Wir haben die Beschwerden in der ersten Phase unserer Transformation bereits um über 75 Prozent gesenkt, die Pünktlichkeit unserer Techniker auf 99 Prozent erhöht und mehr als die Hälfte aller Kundenanliegen lösen wir bereits im ersten Kontakt.
Intre: Soweit die Theorie. Wie sieht das in der Praxis aus? Geht Ihre Formel auf ?
F. Abolhassan: Ja, das tut sie: Wir haben die Beschwerden in der ersten Phase unserer Transformation bereits um über 75 Prozent gesenkt, die Pünktlichkeit unserer Techniker auf 99 Prozent erhöht und mehr als die Hälfte aller Kundenanliegen lösen wir bereits im ersten Kontakt. Das sind messbare Verbesserungen, die unseren Kunden zugutekommen. Aber nicht nur unsere eigenen KPIs (Key Performance Indicators) zeigen, dass unsere Formel aufgeht. Auch unabhängige Experten wie der TÜV und Fachredaktionen wie die connect oder Chip bestätigen uns immer wieder, dass wir schon große Fortschritte gemacht haben. Aber ich sage auch: Bester Service ist kein Sprint, sondern ein Marathon! Wir sind noch nicht am Ziel, für uns zählt jeder Kunde. Darum haben wir Mitte September mit „Re-Invent“ die zweite Phase unserer Transformation eingeläutet. Wir wollen uns mit noch mehr Fachlichkeit, noch größerer Nähe zum Kunden und noch schlankeren Prozessen weiter verbessern.
Intre: In Ihrer Serviceformel kommt der Mensch an erster Stelle. Zufall oder Absicht?

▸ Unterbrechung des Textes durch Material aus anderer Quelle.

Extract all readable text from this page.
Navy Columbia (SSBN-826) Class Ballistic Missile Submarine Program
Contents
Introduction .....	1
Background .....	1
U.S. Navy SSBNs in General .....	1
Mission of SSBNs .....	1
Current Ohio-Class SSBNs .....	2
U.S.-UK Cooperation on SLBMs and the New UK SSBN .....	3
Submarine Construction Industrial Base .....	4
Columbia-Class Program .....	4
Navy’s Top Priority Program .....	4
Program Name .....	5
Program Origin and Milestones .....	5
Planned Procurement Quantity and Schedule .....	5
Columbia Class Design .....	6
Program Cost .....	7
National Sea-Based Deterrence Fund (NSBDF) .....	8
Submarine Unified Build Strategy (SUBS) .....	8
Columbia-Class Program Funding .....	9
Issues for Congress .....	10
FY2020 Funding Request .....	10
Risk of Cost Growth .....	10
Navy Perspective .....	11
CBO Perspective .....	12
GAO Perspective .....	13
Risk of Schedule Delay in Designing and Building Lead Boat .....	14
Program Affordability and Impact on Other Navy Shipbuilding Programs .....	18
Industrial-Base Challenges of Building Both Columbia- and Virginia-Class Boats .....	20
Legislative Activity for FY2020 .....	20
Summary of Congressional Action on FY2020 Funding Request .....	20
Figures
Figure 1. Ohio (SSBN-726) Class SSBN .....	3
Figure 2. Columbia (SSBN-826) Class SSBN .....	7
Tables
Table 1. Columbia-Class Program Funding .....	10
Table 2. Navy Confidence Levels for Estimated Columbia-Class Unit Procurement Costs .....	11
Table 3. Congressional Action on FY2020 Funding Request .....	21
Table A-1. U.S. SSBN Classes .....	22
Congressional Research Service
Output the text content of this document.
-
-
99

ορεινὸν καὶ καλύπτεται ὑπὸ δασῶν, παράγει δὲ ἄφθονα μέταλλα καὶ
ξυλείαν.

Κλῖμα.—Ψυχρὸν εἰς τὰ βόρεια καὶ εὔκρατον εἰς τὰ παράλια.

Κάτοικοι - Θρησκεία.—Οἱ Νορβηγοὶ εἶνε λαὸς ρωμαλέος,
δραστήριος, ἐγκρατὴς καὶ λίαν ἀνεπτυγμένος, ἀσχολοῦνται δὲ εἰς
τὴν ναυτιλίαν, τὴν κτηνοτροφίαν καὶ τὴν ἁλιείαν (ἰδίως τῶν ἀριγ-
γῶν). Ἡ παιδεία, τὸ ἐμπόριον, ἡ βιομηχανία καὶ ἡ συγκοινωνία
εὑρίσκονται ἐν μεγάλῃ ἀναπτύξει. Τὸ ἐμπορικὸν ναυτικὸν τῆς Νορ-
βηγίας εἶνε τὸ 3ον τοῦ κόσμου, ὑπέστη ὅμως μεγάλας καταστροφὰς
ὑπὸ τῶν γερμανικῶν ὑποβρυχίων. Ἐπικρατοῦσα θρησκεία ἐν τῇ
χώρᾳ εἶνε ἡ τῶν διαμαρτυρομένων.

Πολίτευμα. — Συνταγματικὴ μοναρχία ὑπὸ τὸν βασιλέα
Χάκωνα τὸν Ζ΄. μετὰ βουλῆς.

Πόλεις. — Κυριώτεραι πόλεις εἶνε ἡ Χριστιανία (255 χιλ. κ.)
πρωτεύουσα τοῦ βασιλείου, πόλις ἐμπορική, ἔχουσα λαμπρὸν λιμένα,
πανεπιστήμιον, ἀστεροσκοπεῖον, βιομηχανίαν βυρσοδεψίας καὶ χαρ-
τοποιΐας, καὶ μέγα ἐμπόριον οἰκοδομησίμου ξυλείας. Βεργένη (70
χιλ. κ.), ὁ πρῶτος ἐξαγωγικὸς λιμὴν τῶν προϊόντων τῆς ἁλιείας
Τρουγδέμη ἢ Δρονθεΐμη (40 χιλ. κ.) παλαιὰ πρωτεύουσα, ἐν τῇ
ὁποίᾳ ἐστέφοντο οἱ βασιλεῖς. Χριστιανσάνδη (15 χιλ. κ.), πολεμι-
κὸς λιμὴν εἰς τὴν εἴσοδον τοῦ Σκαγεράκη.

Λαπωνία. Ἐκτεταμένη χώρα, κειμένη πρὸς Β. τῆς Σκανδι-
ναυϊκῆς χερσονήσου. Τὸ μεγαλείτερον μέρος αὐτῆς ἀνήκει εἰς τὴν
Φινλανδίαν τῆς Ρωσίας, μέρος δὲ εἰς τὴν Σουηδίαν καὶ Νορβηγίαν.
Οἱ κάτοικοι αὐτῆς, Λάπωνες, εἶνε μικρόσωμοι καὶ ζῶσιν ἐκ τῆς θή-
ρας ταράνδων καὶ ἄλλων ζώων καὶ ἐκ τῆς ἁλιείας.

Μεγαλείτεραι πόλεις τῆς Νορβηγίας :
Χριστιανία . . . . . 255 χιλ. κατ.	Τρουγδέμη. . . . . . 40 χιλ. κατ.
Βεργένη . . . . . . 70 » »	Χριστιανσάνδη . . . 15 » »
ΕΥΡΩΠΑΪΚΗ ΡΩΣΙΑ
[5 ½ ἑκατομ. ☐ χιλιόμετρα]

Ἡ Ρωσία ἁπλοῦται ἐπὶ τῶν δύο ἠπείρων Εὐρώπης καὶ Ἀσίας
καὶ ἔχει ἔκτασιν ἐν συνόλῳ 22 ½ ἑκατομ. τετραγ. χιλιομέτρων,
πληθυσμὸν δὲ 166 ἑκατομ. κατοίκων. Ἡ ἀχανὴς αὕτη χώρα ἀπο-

F. Abolhassan: Das ist kein Zufall, das haben wir uns wohl überlegt. Denn wie ich eingangs sagte, macht der Mensch im Service den Unterschied. Keine Frage: Digitale Lösungen wie Bots, Apps und Co. sind heute unverzichtbar, um die Erwartungen unserer Kunden an einen schnellen 24/7-Service zu erfüllen und Mengen aus dem System zu nehmen. Aber in den entscheidenden Momenten schaffen nur Menschen wirklich begeisternde Kundenerlebnisse. Sie sind mit Abstand das wichtigste Asset, das wir im Service haben. Darum kommen die Menschen in unserer Formel ganz bewusst an erster Stelle und deswegen stellen wir sie in unserem Bookazine konsequent in den Mittelpunkt.
Intre: Ist das das verbindende Element in Ihrem Buch? Ihre Co-Autoren haben ja unterschiedliche Hintergründe und kommen aus diversen Bereichen.
F. Abolhassan: Absolut! Wir haben 16 renommierte Experten eingeladen, die Rolle des Menschen im Service aus ihrer ganz persönlichen Perspektive zu beleuchten. Es freut mich sehr, dass auch Intre-Herausgeber Georg Mack ein Kapitel beigesteuert hat. Danke dafür! Daneben sind unter anderem der amerikanische Service-Guru Shep Hyken, Professor Antonio Krüger, Ceo des Deutschen Forschungszentrums für Künstliche Intelligenz, und mein Ex-Kollege Martin Seiler, inzwischen Personalchef der Deutschen Bahn und gerade erst zum Personaler des Jahres gewählt worden, dabei. Ich finde, unser Buch ist ein spannender Mix aus Meinungen und Formaten geworden. Was aber alle Mitwirkenden eint – trotz ihrer unterschiedlichen Hintergründe und Ansichten – ist die uneingeschränkte Würdigung der Superkraft Mensch. Und das freut mich extrem! Denn die ist aus meiner Sicht viel zu lange vernachlässigt worden.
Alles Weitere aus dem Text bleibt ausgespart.